Moo lived for 15 years in a Thailand refugee camp before moving to the United States. Karen refugees like her began arriving in San Diego in 2006.
“There were very few Karen here when we arrived,” she said. “When we moved to San Diego, everything was new. We found ourselves living as a subculture in American society. We had to learn a new language, the way Americans dress, the food they eat, and how they interact socially and culturally.”
The nonprofit Karen Organization of San Diego was founded in 2009 to help Burmese refugees with their transition. Now, it supports a mix of refugees from the Karen, Karenni, Burman, Chin, Kachin and Shan ethnic groups.
One of the major challenges: learning how to utilize the social safety net.
“We found the welfare system baffling,” Moo said. “I know that many Americans resent immigrant and refugee families coming here because they think we have come here to take advantage of the welfare system. There is no basis for this. When we arrived here, we had no idea that the welfare system even existed. It took us a long time to get used to it.”
The City Heights-based Karen Organization provides services in a wide variety of areas, including education, interpreting, job training and transportation to medical appointments. It also introduces Burmese culture to the wider community through events like song and dance performances.
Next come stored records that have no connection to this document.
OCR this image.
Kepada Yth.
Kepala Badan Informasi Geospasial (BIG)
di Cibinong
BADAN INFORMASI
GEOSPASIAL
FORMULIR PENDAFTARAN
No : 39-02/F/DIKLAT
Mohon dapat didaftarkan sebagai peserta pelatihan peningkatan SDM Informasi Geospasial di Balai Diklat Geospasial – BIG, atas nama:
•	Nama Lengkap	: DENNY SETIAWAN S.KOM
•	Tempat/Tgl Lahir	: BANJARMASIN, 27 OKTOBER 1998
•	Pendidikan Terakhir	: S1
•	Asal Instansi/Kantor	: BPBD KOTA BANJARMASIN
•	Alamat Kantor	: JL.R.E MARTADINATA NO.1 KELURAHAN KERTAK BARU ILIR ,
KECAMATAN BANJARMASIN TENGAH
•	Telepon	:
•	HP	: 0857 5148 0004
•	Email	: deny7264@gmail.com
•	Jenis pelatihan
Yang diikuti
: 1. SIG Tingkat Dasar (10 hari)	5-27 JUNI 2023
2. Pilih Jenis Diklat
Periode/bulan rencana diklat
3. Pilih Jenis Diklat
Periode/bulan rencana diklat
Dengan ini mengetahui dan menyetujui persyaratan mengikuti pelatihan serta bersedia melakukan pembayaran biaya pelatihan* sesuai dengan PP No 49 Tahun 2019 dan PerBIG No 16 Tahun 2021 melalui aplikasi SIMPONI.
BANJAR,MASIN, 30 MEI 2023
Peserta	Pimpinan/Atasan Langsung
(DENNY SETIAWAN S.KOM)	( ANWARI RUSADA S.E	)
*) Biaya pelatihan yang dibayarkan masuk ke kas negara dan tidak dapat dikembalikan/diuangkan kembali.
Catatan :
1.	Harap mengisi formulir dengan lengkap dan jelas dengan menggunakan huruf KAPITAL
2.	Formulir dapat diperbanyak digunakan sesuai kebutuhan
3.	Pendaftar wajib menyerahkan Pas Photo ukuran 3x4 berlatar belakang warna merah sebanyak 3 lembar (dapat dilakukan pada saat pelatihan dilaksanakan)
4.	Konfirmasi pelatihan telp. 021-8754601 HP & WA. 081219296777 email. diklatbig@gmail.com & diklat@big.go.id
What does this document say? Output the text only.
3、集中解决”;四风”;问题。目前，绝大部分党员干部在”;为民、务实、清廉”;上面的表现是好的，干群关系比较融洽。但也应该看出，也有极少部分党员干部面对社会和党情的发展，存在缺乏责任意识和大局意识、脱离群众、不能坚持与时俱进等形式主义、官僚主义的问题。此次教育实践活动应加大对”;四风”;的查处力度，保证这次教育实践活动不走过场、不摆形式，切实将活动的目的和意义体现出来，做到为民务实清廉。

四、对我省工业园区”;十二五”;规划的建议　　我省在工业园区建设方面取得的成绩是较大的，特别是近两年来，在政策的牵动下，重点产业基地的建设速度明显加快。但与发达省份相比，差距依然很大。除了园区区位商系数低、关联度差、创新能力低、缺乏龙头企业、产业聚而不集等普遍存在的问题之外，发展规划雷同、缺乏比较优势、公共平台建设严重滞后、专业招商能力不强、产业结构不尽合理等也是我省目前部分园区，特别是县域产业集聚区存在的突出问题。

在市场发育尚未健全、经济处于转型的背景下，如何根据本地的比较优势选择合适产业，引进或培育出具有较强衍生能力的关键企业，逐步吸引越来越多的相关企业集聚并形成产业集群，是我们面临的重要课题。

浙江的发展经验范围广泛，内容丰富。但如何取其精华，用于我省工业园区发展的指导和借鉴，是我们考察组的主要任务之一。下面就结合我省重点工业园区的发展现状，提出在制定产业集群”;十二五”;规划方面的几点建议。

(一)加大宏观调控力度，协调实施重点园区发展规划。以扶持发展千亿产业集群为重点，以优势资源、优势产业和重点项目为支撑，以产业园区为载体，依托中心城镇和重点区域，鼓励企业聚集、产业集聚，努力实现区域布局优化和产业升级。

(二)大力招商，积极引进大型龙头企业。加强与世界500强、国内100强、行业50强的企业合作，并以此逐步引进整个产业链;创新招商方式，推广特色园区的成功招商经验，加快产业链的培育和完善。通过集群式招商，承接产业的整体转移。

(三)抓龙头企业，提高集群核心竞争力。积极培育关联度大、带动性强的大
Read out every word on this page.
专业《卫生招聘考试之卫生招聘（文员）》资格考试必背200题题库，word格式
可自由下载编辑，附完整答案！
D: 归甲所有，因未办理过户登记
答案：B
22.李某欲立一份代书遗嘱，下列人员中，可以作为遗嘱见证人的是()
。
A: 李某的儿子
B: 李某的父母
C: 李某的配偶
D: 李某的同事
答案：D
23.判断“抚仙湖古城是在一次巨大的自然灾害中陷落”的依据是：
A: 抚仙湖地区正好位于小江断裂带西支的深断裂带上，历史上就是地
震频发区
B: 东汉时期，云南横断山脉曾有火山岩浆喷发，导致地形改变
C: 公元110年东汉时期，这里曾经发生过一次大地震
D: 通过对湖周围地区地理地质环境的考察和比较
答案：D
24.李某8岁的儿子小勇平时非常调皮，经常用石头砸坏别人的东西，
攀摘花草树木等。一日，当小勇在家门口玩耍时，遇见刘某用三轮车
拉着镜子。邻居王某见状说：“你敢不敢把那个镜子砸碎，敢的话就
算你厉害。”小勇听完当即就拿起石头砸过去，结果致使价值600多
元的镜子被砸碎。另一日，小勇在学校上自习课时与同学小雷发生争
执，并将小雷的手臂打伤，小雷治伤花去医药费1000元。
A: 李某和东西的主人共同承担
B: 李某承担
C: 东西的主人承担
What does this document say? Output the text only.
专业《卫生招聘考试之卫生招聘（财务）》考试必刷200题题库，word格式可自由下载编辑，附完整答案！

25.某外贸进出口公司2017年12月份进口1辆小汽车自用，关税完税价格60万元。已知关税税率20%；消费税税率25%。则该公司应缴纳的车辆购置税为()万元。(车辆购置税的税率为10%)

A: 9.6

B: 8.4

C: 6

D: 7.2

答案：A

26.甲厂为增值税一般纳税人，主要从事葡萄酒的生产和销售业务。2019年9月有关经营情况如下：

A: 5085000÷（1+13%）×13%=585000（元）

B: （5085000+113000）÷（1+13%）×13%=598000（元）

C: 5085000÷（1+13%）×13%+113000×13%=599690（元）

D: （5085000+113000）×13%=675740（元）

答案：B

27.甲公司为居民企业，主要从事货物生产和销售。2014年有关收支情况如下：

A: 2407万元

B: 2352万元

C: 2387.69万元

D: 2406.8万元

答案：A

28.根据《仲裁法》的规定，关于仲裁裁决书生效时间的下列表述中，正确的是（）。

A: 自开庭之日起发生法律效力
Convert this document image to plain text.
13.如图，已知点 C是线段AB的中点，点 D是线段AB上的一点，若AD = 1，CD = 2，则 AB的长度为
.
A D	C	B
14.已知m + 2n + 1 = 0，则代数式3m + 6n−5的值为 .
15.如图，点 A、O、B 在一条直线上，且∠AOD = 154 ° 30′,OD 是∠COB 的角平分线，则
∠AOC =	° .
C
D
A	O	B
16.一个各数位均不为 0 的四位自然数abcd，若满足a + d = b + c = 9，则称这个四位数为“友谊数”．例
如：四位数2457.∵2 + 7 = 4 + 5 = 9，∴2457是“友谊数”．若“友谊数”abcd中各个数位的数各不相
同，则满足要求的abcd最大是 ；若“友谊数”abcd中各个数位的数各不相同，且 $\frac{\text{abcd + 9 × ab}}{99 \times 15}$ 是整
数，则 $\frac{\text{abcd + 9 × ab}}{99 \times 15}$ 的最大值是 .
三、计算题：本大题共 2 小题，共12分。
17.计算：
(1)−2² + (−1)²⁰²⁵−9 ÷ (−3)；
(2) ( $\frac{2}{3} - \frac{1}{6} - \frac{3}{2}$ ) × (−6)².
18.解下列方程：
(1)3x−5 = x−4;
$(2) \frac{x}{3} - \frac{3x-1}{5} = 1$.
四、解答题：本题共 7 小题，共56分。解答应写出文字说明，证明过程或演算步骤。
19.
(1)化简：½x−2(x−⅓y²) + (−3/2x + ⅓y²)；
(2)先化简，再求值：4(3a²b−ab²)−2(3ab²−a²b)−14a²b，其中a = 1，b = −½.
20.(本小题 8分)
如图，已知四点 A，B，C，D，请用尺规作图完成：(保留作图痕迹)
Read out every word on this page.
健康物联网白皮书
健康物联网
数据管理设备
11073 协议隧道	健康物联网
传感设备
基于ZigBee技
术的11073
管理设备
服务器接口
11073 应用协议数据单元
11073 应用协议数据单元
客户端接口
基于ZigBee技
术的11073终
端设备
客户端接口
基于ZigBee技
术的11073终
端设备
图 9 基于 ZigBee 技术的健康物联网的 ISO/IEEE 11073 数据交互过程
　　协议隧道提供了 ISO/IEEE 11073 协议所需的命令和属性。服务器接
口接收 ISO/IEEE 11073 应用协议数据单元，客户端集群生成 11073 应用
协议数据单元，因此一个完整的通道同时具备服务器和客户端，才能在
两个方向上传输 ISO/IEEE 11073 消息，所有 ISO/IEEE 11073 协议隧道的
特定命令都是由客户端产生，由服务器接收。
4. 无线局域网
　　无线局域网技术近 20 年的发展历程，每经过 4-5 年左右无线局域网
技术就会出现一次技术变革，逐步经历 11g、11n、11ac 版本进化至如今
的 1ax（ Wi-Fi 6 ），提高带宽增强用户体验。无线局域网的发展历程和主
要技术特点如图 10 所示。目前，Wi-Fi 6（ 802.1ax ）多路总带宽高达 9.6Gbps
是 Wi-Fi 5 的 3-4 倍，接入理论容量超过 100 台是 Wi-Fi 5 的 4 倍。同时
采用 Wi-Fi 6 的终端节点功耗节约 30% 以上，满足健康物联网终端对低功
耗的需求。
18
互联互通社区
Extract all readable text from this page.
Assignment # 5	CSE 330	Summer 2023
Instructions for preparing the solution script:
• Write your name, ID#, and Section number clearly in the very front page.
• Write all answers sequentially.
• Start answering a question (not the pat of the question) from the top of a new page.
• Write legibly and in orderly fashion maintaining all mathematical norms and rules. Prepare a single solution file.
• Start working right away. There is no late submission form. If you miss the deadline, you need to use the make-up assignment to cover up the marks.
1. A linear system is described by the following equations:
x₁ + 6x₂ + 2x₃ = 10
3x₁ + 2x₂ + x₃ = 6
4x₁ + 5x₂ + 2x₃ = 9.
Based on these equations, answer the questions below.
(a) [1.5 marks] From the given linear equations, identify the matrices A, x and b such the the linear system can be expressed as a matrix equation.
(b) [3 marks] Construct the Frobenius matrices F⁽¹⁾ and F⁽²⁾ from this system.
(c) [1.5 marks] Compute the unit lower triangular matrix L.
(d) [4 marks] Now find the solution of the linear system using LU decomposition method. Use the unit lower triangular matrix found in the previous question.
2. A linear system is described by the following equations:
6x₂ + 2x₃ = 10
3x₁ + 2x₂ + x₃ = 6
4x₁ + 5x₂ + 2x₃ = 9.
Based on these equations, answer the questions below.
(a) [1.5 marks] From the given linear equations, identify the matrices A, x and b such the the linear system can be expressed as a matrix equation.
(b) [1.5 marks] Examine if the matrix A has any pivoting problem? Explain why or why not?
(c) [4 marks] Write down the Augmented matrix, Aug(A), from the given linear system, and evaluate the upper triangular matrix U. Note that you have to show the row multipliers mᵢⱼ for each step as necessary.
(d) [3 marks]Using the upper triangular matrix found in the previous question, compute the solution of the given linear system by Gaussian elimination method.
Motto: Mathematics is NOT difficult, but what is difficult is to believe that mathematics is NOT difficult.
As a case worker, Moo assists clients of all ages, but she’s focusing on helping the young refugees to adjust to life here. Among other things, the Karen Organization’s Youth Development program encourages community service and helps students year-round with after-school resources devoted to homework assistance, recreational activities like art and sports, and initiatives to combat childhood obesity.
“I am expected to provide Karen youth with the kinds of resources they will need to be successful in American society,” she said. “This will not be easy, but I am looking forward to the challenges I will face.”